KKT conditions are generalization of the Lagrange condition to include inequality constraints:
\begin{align}
maximize:&	f(x),\\
subject\ to:&	g(x)\leqslant0\\
	&h(x)=0.
\end{align}
The idea is based on a simple observation that if the maximum happens on the boundary of $g(x)=0$, the problem is reduced to the Lagrange problem with additional constraints, else (happens in the domain $g(x)<0$) the inequality condition can actually be discarded and the problem is reduced to the Lagrange case only with constraint h.
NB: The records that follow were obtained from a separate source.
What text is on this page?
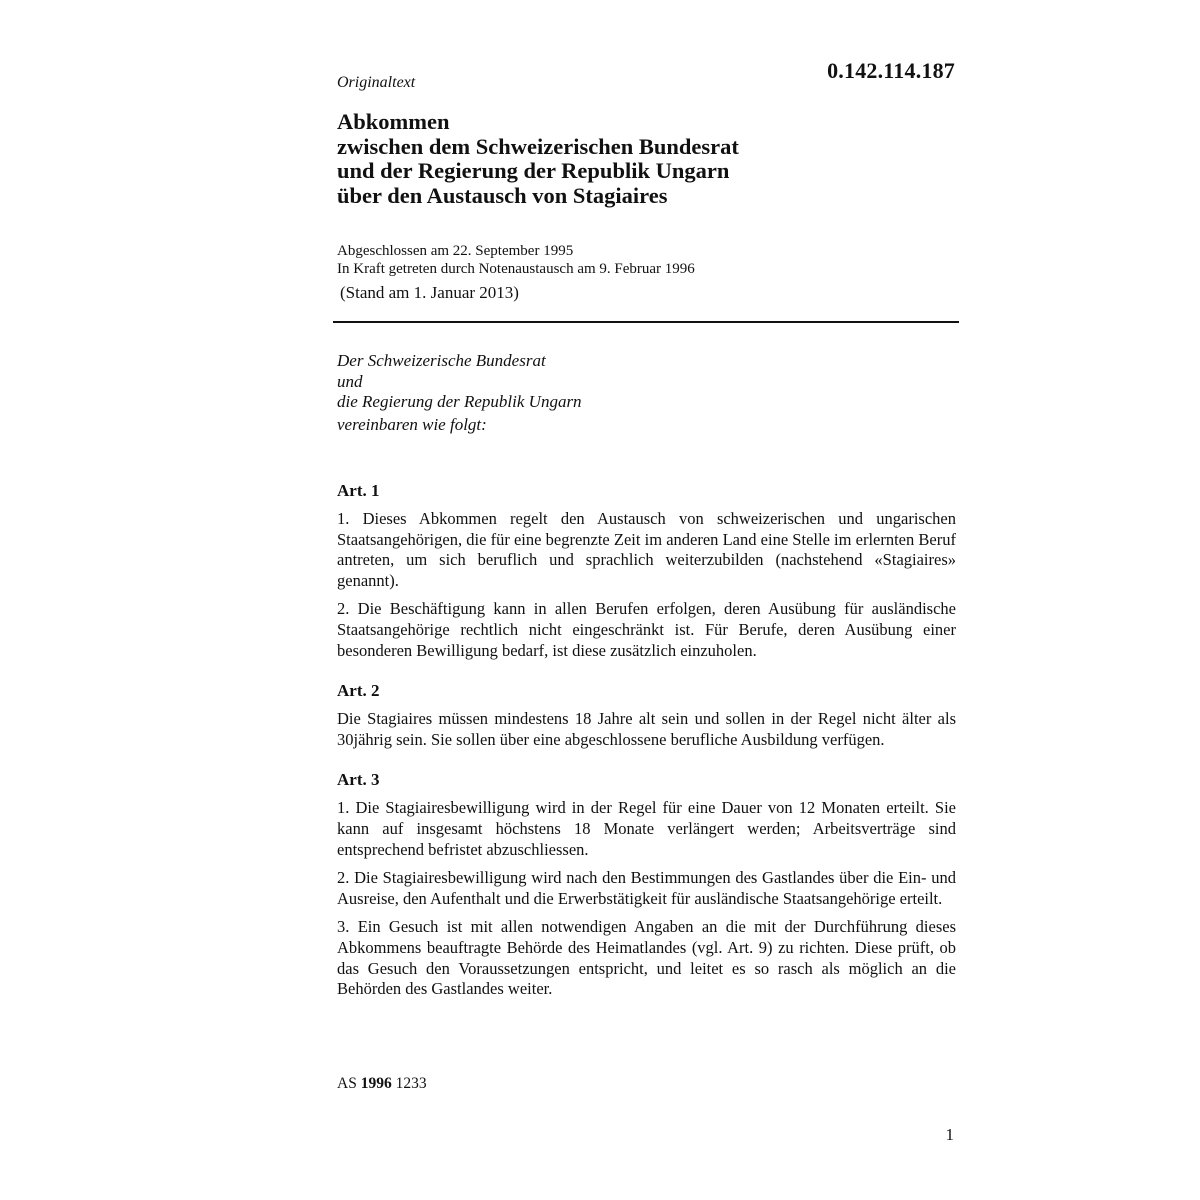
0.142.114.187
Originaltext
Abkommen
zwischen dem Schweizerischen Bundesrat
und der Regierung der Republik Ungarn
über den Austausch von Stagiaires
Abgeschlossen am 22. September 1995
In Kraft getreten durch Notenaustausch am 9. Februar 1996
(Stand am 1. Januar 2013)
Der Schweizerische Bundesrat
und
die Regierung der Republik Ungarn
vereinbaren wie folgt:
Art. 1

1. Dieses Abkommen regelt den Austausch von schweizerischen und ungarischen Staatsangehörigen, die für eine begrenzte Zeit im anderen Land eine Stelle im erlernten Beruf antreten, um sich beruflich und sprachlich weiterzubilden (nachstehend «Stagiaires» genannt).

2. Die Beschäftigung kann in allen Berufen erfolgen, deren Ausübung für ausländische Staatsangehörige rechtlich nicht eingeschränkt ist. Für Berufe, deren Ausübung einer besonderen Bewilligung bedarf, ist diese zusätzlich einzuholen.

Art. 2

Die Stagiaires müssen mindestens 18 Jahre alt sein und sollen in der Regel nicht älter als 30jährig sein. Sie sollen über eine abgeschlossene berufliche Ausbildung verfügen.

Art. 3

1. Die Stagiairesbewilligung wird in der Regel für eine Dauer von 12 Monaten erteilt. Sie kann auf insgesamt höchstens 18 Monate verlängert werden; Arbeitsverträge sind entsprechend befristet abzuschliessen.

2. Die Stagiairesbewilligung wird nach den Bestimmungen des Gastlandes über die Ein- und Ausreise, den Aufenthalt und die Erwerbstätigkeit für ausländische Staatsangehörige erteilt.

3. Ein Gesuch ist mit allen notwendigen Angaben an die mit der Durchführung dieses Abkommens beauftragte Behörde des Heimatlandes (vgl. Art. 9) zu richten. Diese prüft, ob das Gesuch den Voraussetzungen entspricht, und leitet es so rasch als möglich an die Behörden des Gastlandes weiter.

AS 1996 1233
1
Following the Lagrange case, we define the Lagrangian as
\begin{align}
\mathcal{L}=	f(x)+\mu g(x)+\lambda h(x),
\end{align}
the two cases can be denoted by the complementary slackness condition:
\begin{align}
\mu g(x)=	0.
\end{align}
Of course the primal feasibility condion:
\begin{align}
g(x)\leqslant	0,
\end{align}
and stationary condition:
\begin{align}
\nabla_{x,\lambda}\mathcal{L}=	0,
\end{align}
should be satisfied.

In [1]:
import numpy as np
from sklearn import datasets
from sklearn.pipeline import Pipeline
from sklearn.preprocessing import StandardScaler
from sklearn.svm import LinearSVC

In [2]:
iris=datasets.load_iris()
x=iris['data'][:,(2,3)] # petal length, petal width
y=(iris['target']==2).astype(np.float64) # Iris virginica

In [3]:
svm_clf=Pipeline([('scalar',StandardScaler()),('linear_svc',LinearSVC(C=1,loss='hinge'))])

In [4]:
svm_clf.fit(x,y)
svm_clf.predict([[5.5,1.7]])

array([1.])